我们国家在把这样或那样的政治决定付诸实施之前,一定要考虑到本国人民的思想情绪,它的深层的精神缘由。东正教是俄国人民的国教,唯有它才能比较全面地符合俄国人民的世界观。

与此同时,在俄罗斯这样一个多民族国家,尽管教会同国家是分离的,但也要求国家对其他宗教信仰给予同样的重视和尊重。因为总有一部分人民信奉的是伊斯兰教、佛教或者犹太教。不过,在尊重我国的这些传统宗教的同时,我想在本章中谈谈东正教问题。

今天,我们越来越经常听到有人说,东正教价值体系不太适合市场经济。暗地里针对东正教也正在开展一场攻击。这是通过西方传教士和形形色色的宗教团体、教派的大规模扩张活动进行的,简直就是又一场货真价实的十字军东征。从本质来讲,这是一种改变我国整个社会面貌的企图。经过这场可怕的战役之后,结果就是要在过去俄国的原址上,建立起一个新的国家,国名可能还是这个国名,但人民的心理已完全改变,传统的价值观在百姓心目中将不再占有地位。

在消灭俄国文化的行动中,根除我们这个多民族国家千百年来独特传统的努力,将会起到主导作用。比方说,美国对这个目标就毫不掩饰。近年来,俄国实际上已经成为美国信息文化侵略的对象,其目的,就是要毁灭俄国的精神价值和社会道德。有相当一部分文学艺术界知识分子,他们利用公开性诅咒苏联的书刊检查制度——有的盲目,有的自觉,他们疯狂顶礼膜拜西方,特别是美国文化。

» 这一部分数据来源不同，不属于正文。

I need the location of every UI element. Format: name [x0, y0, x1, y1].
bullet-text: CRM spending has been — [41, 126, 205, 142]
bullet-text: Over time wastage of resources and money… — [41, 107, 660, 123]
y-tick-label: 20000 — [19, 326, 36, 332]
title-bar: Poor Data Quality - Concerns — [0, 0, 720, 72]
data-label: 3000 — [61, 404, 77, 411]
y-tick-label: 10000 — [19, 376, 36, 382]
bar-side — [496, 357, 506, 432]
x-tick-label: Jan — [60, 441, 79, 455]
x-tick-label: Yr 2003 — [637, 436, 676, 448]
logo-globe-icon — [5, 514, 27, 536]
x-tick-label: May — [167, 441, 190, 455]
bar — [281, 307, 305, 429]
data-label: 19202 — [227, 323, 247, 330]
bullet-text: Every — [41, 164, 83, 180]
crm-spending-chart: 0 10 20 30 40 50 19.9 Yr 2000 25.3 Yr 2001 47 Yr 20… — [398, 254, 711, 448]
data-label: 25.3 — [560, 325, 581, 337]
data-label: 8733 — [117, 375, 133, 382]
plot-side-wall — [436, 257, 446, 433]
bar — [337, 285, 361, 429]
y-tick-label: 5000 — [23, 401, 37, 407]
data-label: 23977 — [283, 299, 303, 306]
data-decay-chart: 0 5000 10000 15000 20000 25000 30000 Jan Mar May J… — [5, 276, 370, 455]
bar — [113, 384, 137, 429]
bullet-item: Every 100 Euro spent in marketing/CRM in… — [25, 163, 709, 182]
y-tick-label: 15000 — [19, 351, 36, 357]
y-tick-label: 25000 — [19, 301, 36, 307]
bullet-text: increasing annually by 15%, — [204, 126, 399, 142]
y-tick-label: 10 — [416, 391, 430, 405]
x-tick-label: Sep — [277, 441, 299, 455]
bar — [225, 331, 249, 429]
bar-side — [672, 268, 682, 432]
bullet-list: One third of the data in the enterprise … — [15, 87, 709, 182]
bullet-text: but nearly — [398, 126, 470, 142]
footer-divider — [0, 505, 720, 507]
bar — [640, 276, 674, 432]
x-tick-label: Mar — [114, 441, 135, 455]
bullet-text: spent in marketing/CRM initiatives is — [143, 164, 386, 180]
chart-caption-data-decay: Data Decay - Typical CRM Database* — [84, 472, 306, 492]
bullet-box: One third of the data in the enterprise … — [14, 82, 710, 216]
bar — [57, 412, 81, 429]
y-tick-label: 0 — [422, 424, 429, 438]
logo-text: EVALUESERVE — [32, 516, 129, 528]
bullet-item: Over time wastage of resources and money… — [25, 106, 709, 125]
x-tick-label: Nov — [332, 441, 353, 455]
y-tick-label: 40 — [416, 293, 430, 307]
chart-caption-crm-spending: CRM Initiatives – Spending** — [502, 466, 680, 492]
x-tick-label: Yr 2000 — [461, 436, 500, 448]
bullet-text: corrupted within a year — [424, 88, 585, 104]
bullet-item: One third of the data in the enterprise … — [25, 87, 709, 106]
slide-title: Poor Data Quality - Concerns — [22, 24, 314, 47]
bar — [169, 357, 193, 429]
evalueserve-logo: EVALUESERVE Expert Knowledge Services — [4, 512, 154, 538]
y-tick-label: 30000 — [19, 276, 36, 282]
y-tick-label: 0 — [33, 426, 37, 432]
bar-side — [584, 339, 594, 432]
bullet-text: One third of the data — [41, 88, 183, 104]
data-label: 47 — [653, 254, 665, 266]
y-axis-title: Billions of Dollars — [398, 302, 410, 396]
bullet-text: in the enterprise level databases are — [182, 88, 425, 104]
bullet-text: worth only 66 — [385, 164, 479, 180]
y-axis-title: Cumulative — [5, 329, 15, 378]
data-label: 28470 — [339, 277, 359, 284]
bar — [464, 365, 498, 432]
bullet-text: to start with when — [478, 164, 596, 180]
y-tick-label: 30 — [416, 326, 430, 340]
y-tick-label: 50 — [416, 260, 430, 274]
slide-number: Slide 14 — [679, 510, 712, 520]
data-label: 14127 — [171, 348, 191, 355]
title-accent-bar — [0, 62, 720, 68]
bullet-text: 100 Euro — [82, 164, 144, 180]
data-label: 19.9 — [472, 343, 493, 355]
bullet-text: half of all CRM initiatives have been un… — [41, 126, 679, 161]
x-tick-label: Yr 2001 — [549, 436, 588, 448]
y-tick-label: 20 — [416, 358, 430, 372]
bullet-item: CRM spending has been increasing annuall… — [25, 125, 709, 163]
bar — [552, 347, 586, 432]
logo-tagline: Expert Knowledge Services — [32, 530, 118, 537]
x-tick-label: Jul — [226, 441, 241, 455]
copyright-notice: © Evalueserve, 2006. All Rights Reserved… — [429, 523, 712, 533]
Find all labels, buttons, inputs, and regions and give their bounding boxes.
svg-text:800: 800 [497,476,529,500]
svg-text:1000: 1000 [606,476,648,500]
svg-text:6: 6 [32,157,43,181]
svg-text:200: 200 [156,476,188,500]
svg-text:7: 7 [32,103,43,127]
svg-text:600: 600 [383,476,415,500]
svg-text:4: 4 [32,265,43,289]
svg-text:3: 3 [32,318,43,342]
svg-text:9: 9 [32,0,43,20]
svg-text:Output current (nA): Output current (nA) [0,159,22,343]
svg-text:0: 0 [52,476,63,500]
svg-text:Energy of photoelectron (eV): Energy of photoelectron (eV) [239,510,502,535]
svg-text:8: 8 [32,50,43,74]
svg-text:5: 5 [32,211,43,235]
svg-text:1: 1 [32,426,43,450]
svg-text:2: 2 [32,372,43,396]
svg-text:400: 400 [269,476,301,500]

在我们国家的那些“思想统治者”的支持下,这场进攻战的结果,就是由美国通过它在我国的代理人,实际掌控了俄国电视这一对百姓影响最大的信息媒体。传统价值观念遭到清洗,“美国生活方式”的原则和风格被强加到人民头上。头脑健全的人们和社会活动家力图抗御这种局面,但遭到俄国电视实际主子的激烈反对。

行政和立法当局实际上是在同这种情况妥协。而且,我国文化就整体而言目前已被阴暗、迷信、反科学的观点所淹没。从电视屏幕和“黄色”报刊汹涌而来的蒙昧主义之流是那么的浓稠,以至星星点点的健康思想、端正行为和高尚道德很容易就被它淹没了。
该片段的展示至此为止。